Sure he's probably exaggerating his losses for tax purposes, but he can't be exaggerating them all that much; he really is losing. In a way that seems ridiculous to you and me, since they all go on living like billionaires, but he takes all the spending as business deductions, which makes some kind of crazy sense when you think about it: being a billionaire is his brand, so that his income depends in some degree on his acting that way. It's fun to realize that his much-touted donation of his salary, $400,000 a year, must be a charity deduction, well under 1% of the $130 million in deducted charity reported in the Times filings (nearly all of which is not actual money, but conservation easements, agreements to leave a portion of land undeveloped on estates like his 200-acre Seven Springs estate in Westchester County, a summer retreat for family members after authorities refused to approve development anyway, but he also writes off the property taxes as a business deduction, though he's not even trying to make any money off of it).
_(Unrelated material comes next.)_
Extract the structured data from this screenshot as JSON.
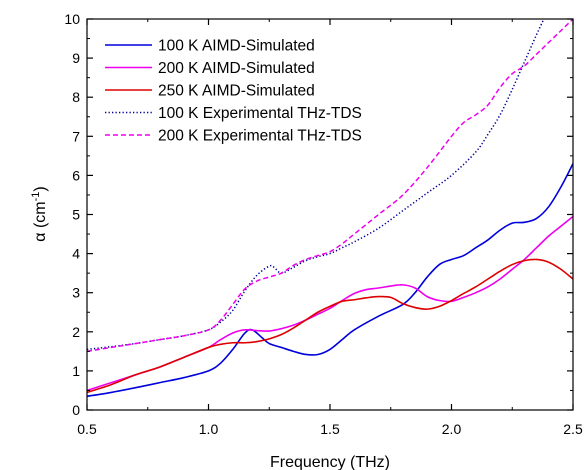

Those loans looked really terrible! I seriously thought he was going to go broke after he went home to Palm Beach in 2021. And then they did somehow get paid off, it's not clear how, as the Times was reporting in April. His newest business ventures, the social media and NFT companies, are patently disasters. He's paid off the DB loans on the Doral and Manhattan Trump Tower, but taken on new ones for the same properties, with a new lender, Axos Bank (formerly known as "Bank of Internet USA"), with

a loan for $100 million to refinance the Trump Tower despite lacking solid financial reports after its accounting firm declined to back 10 years of financial statements that they produced for The Trump Organization

Presumably they were hunting for whales too.
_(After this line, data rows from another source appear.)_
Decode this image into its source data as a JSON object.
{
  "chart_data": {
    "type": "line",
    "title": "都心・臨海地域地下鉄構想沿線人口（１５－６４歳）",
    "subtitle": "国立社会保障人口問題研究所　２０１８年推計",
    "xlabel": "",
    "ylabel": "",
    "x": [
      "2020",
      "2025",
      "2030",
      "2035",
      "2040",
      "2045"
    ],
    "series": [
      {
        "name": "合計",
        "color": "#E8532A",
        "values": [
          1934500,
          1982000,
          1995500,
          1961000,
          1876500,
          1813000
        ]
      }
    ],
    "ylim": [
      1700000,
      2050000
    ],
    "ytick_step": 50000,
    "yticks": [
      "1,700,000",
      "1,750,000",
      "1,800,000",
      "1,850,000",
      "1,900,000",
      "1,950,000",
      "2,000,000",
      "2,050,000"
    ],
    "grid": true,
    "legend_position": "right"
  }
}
The other thing in that Times report was a Saudi-backed project for a golf resort in Muscat, Oman, worth "more than $5 million" (that's pretty much the only value he offered for anything in this disclosure). A couple of months later we were getting notice of another Saudi adventure, the LIV golf tour, which was staging all the events it could at Trump-owned golf courses in return for Trump's backing of them over the traditional PGA, for who knows what kinds of fees (the Saudi Sovereign Wealth Fund is Jared Kushner's new private banker, of course, to the tune of a $2-billion "investment"). 

Deutsche certainly would have been harmed, or else compelled to connive with Trump yet again, if Trump hadn't gone out to find still more sugar daddies.
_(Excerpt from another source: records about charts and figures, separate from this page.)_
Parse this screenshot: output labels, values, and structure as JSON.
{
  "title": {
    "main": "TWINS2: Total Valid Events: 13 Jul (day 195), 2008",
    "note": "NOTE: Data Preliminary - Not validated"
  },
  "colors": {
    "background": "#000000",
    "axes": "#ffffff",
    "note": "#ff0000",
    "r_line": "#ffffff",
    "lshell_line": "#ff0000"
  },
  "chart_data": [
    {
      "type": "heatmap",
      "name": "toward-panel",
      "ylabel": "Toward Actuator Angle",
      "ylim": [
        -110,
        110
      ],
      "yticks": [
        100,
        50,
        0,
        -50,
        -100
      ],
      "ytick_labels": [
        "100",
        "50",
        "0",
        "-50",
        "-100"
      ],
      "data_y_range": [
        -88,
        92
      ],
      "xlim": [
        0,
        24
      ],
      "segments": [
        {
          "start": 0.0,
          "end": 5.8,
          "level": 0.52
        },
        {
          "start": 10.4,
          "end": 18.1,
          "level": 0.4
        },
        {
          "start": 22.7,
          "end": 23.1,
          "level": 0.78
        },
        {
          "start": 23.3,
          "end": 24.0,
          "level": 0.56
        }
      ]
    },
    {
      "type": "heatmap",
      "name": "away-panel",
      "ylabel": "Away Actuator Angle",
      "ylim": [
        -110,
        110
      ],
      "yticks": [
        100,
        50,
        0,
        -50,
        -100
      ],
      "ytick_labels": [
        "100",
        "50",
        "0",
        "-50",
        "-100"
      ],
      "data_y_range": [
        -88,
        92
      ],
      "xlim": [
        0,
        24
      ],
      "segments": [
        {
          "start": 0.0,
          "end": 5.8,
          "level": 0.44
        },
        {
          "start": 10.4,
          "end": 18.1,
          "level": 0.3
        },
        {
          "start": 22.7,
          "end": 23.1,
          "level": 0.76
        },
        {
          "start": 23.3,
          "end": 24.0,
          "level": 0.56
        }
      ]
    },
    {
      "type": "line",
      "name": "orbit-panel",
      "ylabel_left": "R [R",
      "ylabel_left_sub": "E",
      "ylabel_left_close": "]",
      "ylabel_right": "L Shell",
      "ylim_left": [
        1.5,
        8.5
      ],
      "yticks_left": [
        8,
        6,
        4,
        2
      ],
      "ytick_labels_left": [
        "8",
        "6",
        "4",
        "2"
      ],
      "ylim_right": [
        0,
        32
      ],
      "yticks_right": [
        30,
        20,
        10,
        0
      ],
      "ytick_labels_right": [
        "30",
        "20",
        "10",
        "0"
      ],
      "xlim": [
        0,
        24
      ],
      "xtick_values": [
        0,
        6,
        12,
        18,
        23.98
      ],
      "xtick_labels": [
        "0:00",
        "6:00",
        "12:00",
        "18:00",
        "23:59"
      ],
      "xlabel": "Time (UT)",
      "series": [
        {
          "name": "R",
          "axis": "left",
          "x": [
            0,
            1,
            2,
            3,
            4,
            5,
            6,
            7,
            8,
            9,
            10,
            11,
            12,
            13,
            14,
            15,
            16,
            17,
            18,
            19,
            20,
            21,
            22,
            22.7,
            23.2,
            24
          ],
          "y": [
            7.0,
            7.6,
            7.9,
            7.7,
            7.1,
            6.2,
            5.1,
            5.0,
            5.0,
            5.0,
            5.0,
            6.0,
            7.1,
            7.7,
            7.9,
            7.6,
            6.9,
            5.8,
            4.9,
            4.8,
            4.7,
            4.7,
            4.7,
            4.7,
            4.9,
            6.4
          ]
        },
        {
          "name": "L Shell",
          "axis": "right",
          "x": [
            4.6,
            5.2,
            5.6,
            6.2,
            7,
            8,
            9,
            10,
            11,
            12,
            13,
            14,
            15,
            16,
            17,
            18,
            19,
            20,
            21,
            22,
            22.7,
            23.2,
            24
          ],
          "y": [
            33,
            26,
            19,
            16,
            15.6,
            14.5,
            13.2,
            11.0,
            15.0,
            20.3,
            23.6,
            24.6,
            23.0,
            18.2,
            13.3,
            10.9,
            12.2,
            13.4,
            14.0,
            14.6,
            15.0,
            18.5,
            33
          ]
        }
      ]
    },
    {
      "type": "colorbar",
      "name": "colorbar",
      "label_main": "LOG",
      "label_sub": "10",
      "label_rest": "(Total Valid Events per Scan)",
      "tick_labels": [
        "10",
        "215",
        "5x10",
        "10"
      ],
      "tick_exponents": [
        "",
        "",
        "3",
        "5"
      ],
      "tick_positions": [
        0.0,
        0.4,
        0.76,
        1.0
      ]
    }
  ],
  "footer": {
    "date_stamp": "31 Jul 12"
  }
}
The bank loaned Donald Trump some $2 billion over two decades, and didn't get too much of it back, though it likely benefited in PR terms, as Vrablic hoped, for having such a "whale" on its books. It was also a pretty illegal enterprise in its own right, paying $7.2 billion in fines for its part in the mortgage-backed securities scandal that launched the 2008 financial crisis (Trump's lawyers were right about that) and others for its long history as a money launderer for Russian oligarchs, and of course the mysterious suicides of DB employees between 2017 and 2022, at least one of them directly Trump-related.

It's not really appropriate to ask whether Trump's fraud "harmed" the German bank, or greedy individuals working within it, interesting as those questions might be—we really should be asking if Trump helped DB in any way commensurate with the way DB helped him. This, the relationship between two criminal organizations, is another racketeering case, properly understood, and I really wish (with all respect and admiration for Letitia James) it could be handled that way. It would really be nice for voterrs to understand that.